New York: Dutton, 1979

This is the major life's work of one of the great thinkers of our time. Gregory Bateson's contributions to anthropology, biology, psychiatry, and other social sciences have won him international fame. Here he does no less than provide a new way of thinking about the world around us. We must, he says, learn to "think as Nature thinks," if we are to learn to live in harmony on the planet. And insofar as "we are a mental process, to that same extent we must expect the natural world to show similar characteristics of mentality."
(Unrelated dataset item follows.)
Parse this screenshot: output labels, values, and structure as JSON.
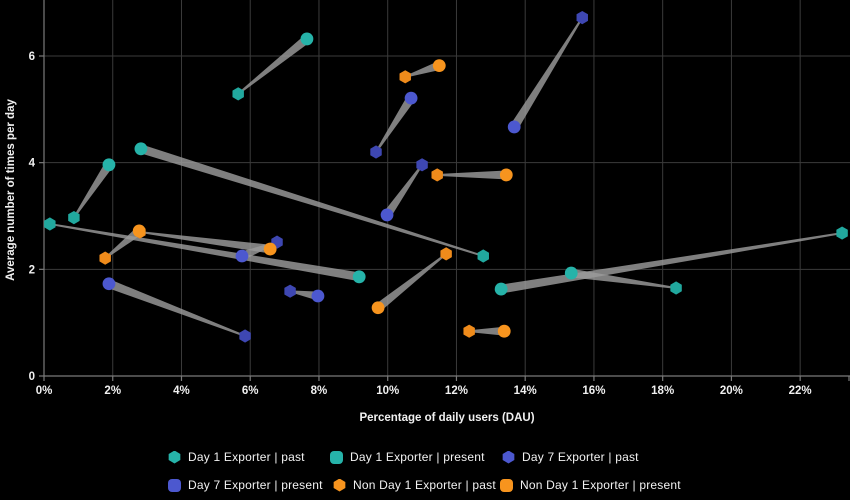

Thus the startling theme of this book is that biological evolution is a mental process. Occidental quantitative thinking (the kind of thought that too often results in the philosophy of "bigger is better") is actually unnatural, or contrary to the natural order; we must move away from this thinking and begin to delve deeply into the actual patterns of the world around us. Around these themes Bateson has woven one of the most fascinating, challenging, and truly important discussions yet published on the human condition. A brilliant teacher, Bateson has filled his book with intriguing examples from the world of nature he knows so well. A crab's claw becomes a lesson in Nature's symmetry, an elephant's trunk a clue to the roles that context and function play in the natural order. What pattern, asks Bateson, connects the crab to the lobster and the orchid to the primrose -- and all the four of them to me? Indeed, this book is a lively exploration of the pattern that connects all the living beings of our planet.

Gregory Bateson was born in 1904, the son of William Bateson, a leading British biologist and a pioneering geneticist. He completed his degree in anthropology and left England to do field work in New Guinea.

In the years to follow, Bateson became a visiting professor of anthropology at Harvard (1947); was appointed research associate at the Langley Porter Neuropsychiatric Institute in San Francisco; worked as Ethnologist at the Palo Alto Veterans Administration Hospital. He worked with dolphins at the Oceanographic Institute in Hawaii and taught at the University of Hawaii. In 1972 he joined the faculty of the University of California at Santa Cruz.

The author of Balinese Character: A Photographic Analysis, Naven, and Steps to an Ecology of Mind, Gregory Bateson has markedly influenced an entire generation of social scientists, including the British psychiatrist R. D. Laing -- and he is considered one of the "fathers" of the family therapy movement. Appointed by Governor Jerry Brown as a member of the Board of Regents of the University of California in 1976, he now lives in Ben Lomond, California, with his wife, Lois, and daughter, Nora.